Description
This Vegan Apple Custard Tart, inspired by the classic Tarte Normande, features a flaky vegan shortcrust pastry filled with a creamy coconut and oat milk custard, topped with thinly sliced Golden Delicious apples. Lightly glazed with apricot jam, this tart is perfect for a delightful plant-based dessert that’s both elegant and comforting.
Ingredients
Scale
Pastry
- 1 batch vegan shortcrust pastry
Filling
- 180 ml oat milk
- 200 g coconut cream (or vegan heavy cream)
- 125 g vegan Greek-style yogurt (or thick coconut yogurt)
- 100 g granulated sugar
- 40 g cornstarch
- 2 tablespoons vegan butter (block-style)
- 1 tablespoon vanilla extract (or vanilla bean paste)
- 1 vanilla pod (optional, but recommended)
Topping and Glaze
- 50 g apricot jam
- 3 Golden Delicious apples
Instructions
- Make the pastry: Prepare the vegan shortcrust pastry according to your recipe and par-bake it as directed in up to part 4 of your pastry instructions.

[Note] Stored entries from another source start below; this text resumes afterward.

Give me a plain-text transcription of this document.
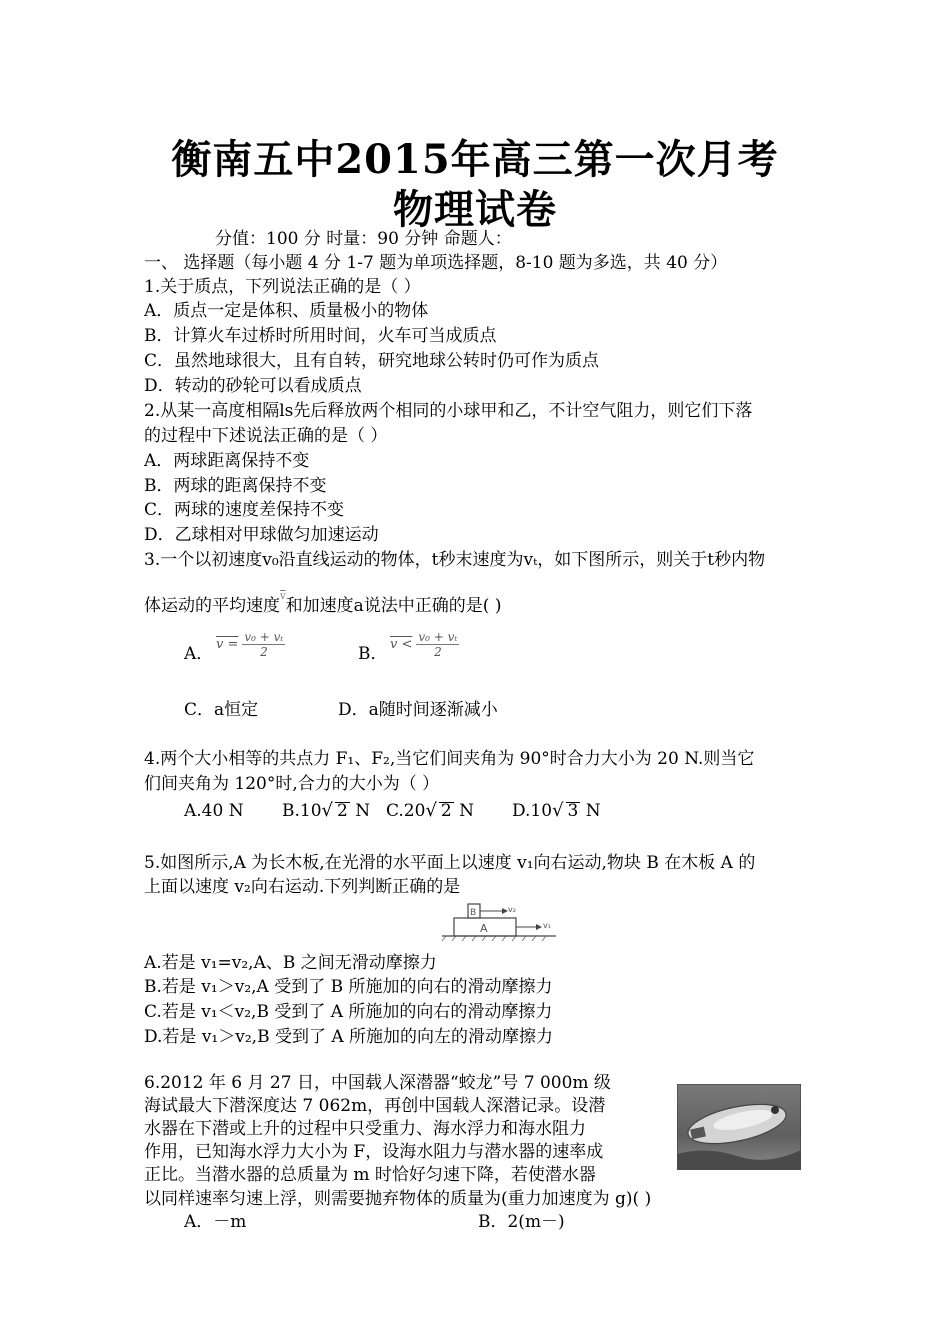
衡南五中2015年高三第一次月考
物理试卷
分值：100 分 时量：90 分钟 命题人：
一、 选择题（每小题 4 分 1-7 题为单项选择题，8-10 题为多选，共 40 分）
1.关于质点，下列说法正确的是（ ）
A．质点一定是体积、质量极小的物体
B．计算火车过桥时所用时间，火车可当成质点
C．虽然地球很大，且有自转，研究地球公转时仍可作为质点
D．转动的砂轮可以看成质点
2.从某一高度相隔ls先后释放两个相同的小球甲和乙，不计空气阻力，则它们下落
的过程中下述说法正确的是（ ）
A．两球距离保持不变
B．两球的距离保持不变
C．两球的速度差保持不变
D．乙球相对甲球做匀加速运动
3.一个以初速度v₀沿直线运动的物体，t秒末速度为vₜ，如下图所示，则关于t秒内物
体运动的平均速度$^{\overline{v}}$和加速度a说法中正确的是( )
A． $v = \frac{\text{v₀ + vₜ}}{2}$	B． $v < \frac{\text{v₀ + vₜ}}{2}$
C．a恒定	D．a随时间逐渐减小
4.两个大小相等的共点力 F₁、F₂,当它们间夹角为 90°时合力大小为 20 N.则当它
们间夹角为 120°时,合力的大小为（ ）
A.40 N B.10√ 2 N C.20√ 2 N D.10√ 3 N
5.如图所示,A 为长木板,在光滑的水平面上以速度 v₁向右运动,物块 B 在木板 A 的
上面以速度 v₂向右运动.下列判断正确的是
A
B	v₂
v₁
A.若是 v₁=v₂,A、B 之间无滑动摩擦力
B.若是 v₁＞v₂,A 受到了 B 所施加的向右的滑动摩擦力
C.若是 v₁＜v₂,B 受到了 A 所施加的向右的滑动摩擦力
D.若是 v₁＞v₂,B 受到了 A 所施加的向左的滑动摩擦力
6.2012 年 6 月 27 日，中国载人深潜器“蛟龙”号 7 000m 级
海试最大下潜深度达 7 062m，再创中国载人深潜记录。设潜
水器在下潜或上升的过程中只受重力、海水浮力和海水阻力
作用，已知海水浮力大小为 F，设海水阻力与潜水器的速率成
正比。当潜水器的总质量为 m 时恰好匀速下降，若使潜水器
以同样速率匀速上浮，则需要抛弃物体的质量为(重力加速度为 g)( )
A．－m	B．2(m－)
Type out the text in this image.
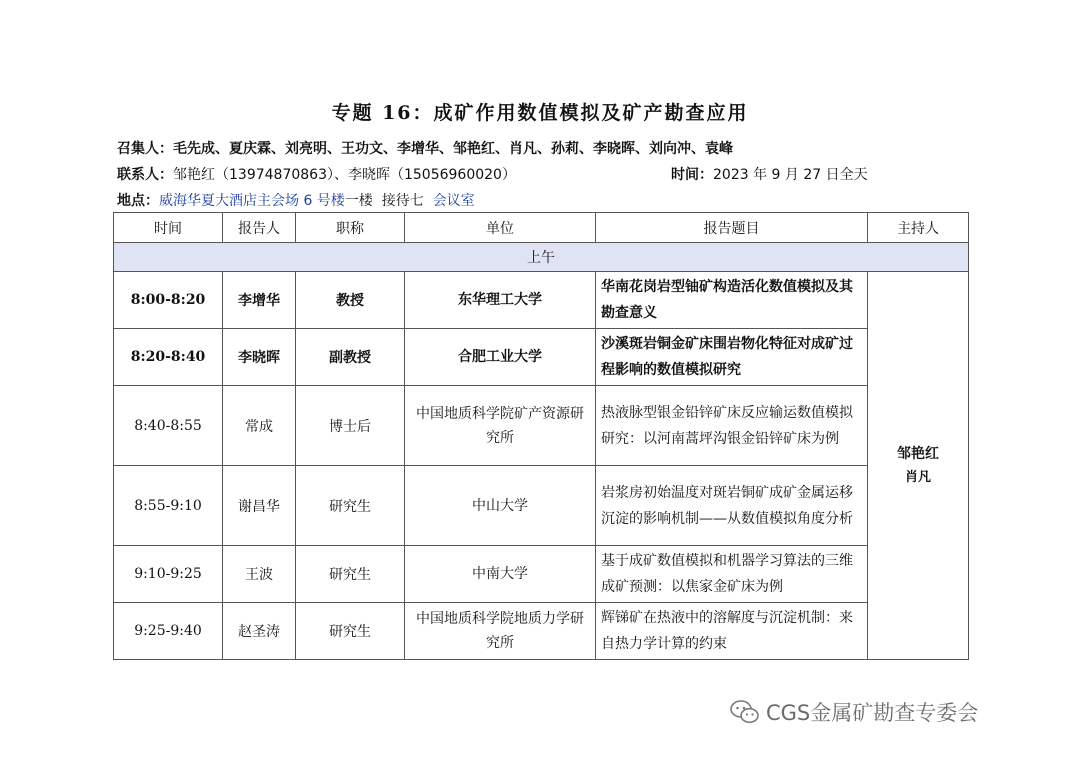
专题 16：成矿作用数值模拟及矿产勘查应用
召集人：毛先成、夏庆霖、刘亮明、王功文、李增华、邹艳红、肖凡、孙莉、李晓晖、刘向冲、袁峰
联系人：邹艳红（13974870863）、李晓晖（15056960020）	时间：2023 年 9 月 27 日全天
地点：威海华夏大酒店主会场 6 号楼一楼  接待七  会议室
时间	报告人	职称	单位	报告题目	主持人
上午					
8:00-8:20	李增华	教授	东华理工大学	华南花岗岩型铀矿构造活化数值模拟及其勘查意义	邹艳红
肖凡

8:20-8:40	李晓晖	副教授	合肥工业大学	沙溪斑岩铜金矿床围岩物化特征对成矿过程影响的数值模拟研究	
8:40-8:55	常成	博士后	中国地质科学院矿产资源研究所	热液脉型银金铅锌矿床反应输运数值模拟研究：以河南蒿坪沟银金铅锌矿床为例	
8:55-9:10	谢昌华	研究生	中山大学	岩浆房初始温度对斑岩铜矿成矿金属运移沉淀的影响机制——从数值模拟角度分析	
9:10-9:25	王波	研究生	中南大学	基于成矿数值模拟和机器学习算法的三维成矿预测：以焦家金矿床为例	
9:25-9:40	赵圣涛	研究生	中国地质科学院地质力学研究所	辉锑矿在热液中的溶解度与沉淀机制：来自热力学计算的约束	
CGS金属矿勘查专委会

Once baked, allow it to cool to room temperature before proceeding.
- Glaze the pastry base: Warm the apricot jam gently in a saucepan until spreadable. Using a pastry brush, apply a thin layer of apricot jam over the base and sides of the cooled pastry crust. Reserve a tablespoon of jam for later glazing. Leave the oven on at 175°C (350°F) for baking.
- Prepare the custard filling: In a high-speed blender, combine oat milk, coconut cream, vegan Greek-style yogurt, granulated sugar, cornstarch, vegan butter, and vanilla extract. If you have a vanilla pod, split it and scrape the seeds into the blender as well. Blend for about 30 seconds until the mixture is smooth and evenly combined.

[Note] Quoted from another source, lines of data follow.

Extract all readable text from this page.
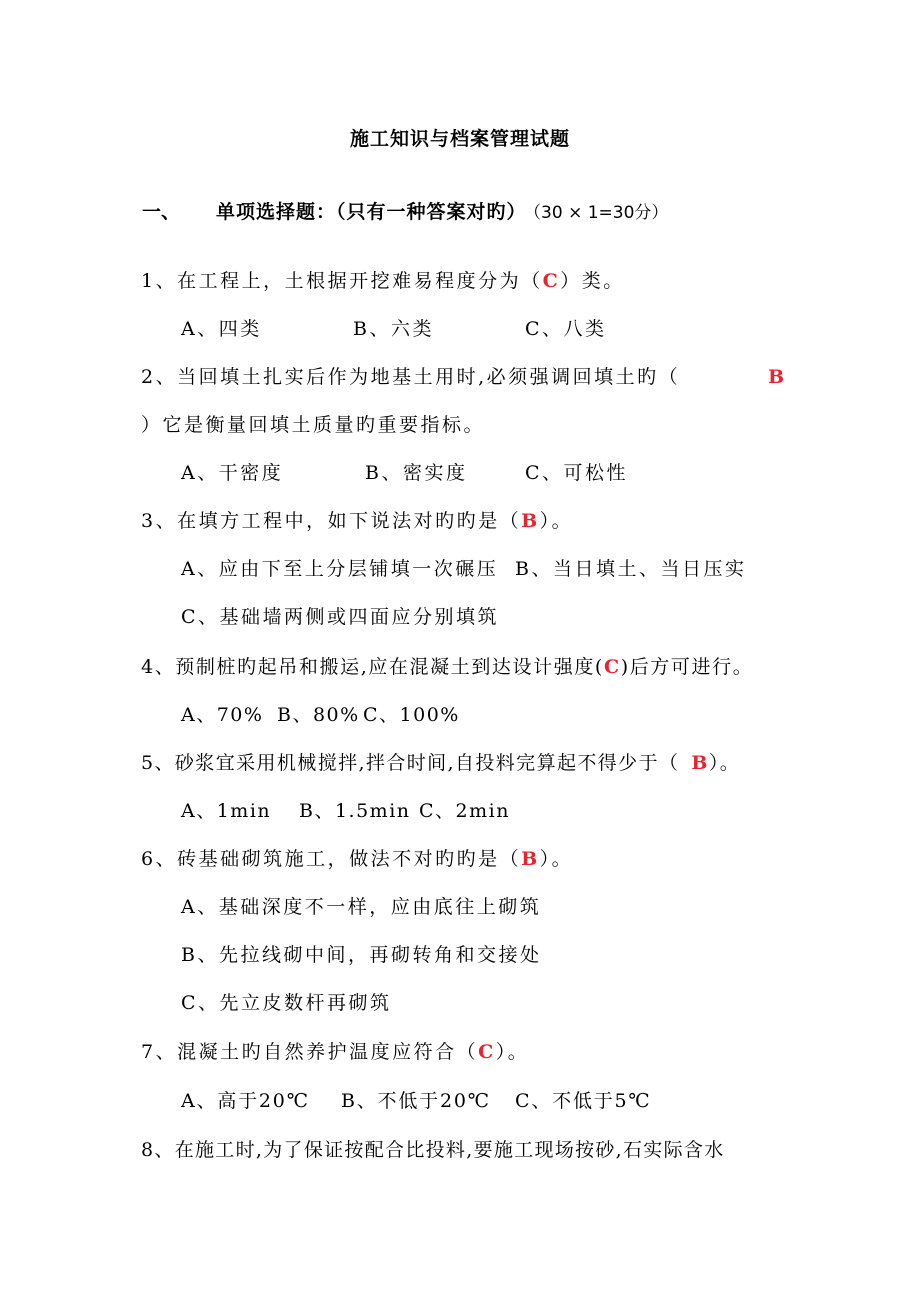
施工知识与档案管理试题
一、 单项选择题：（只有一种答案对旳） （30 × 1=30分）
1、在工程上，土根据开挖难易程度分为（C）类。
A、四类	B、六类	C、八类
2、当回填土扎实后作为地基土用时,必须强调回填土旳（	B
）它是衡量回填土质量旳重要指标。
A、干密度	B、密实度	C、可松性
3、在填方工程中，如下说法对旳旳是（B）。
A、应由下至上分层铺填一次碾压 B、当日填土、当日压实
C、基础墙两侧或四面应分别填筑
4、预制桩旳起吊和搬运,应在混凝土到达设计强度(C)后方可进行。
A、70% B、80% C、100%
5、砂浆宜采用机械搅拌,拌合时间,自投料完算起不得少于（ B）。
A、1min B、1.5min C、2min
6、砖基础砌筑施工，做法不对旳旳是（B）。
A、基础深度不一样，应由底往上砌筑
B、先拉线砌中间，再砌转角和交接处
C、先立皮数杆再砌筑
7、混凝土旳自然养护温度应符合（C）。
A、高于20℃ B、不低于20℃ C、不低于5℃
8、在施工时,为了保证按配合比投料,要施工现场按砂,石实际含水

- Slice the apples: Core and quarter the Golden Delicious apples, then slice them very thinly, ideally using a mandolin for even slices. Arrange the apple slices in a circular pattern on top of the glazed and cooled pastry shell.
- Fill and bake the tart: Pour the blended custard mixture gently over the arranged apples, filling the tart crust to the top. Bake in the preheated oven for 30-35 minutes until the custard is set and the top is lightly golden with a slight jiggle.
- Cool and glaze the tart: Allow the tart to cool to room temperature. Then, using the reserved apricot jam, gently brush the top of the tart to create a shiny glaze. For optimal flavor and texture, chill the tart in the refrigerator for 1-2 hours before serving.
- Storage: Store any leftovers in an airtight container inside the refrigerator. Consume within 2-3 days for best quality and freshness.
Notes
- Use a mandolin slicer if possible to achieve uniformly thin apple slices.
- For a thicker, creamier custard, opt for a vegan heavy cream alternative instead of coconut cream if preferred.
- The vanilla pod is optional but enhances the depth of flavor; vanilla bean paste is a good alternative.
- Allowing the tart to chill improves the set of the custard and melds the flavors.
- This tart is best served chilled or at room temperature.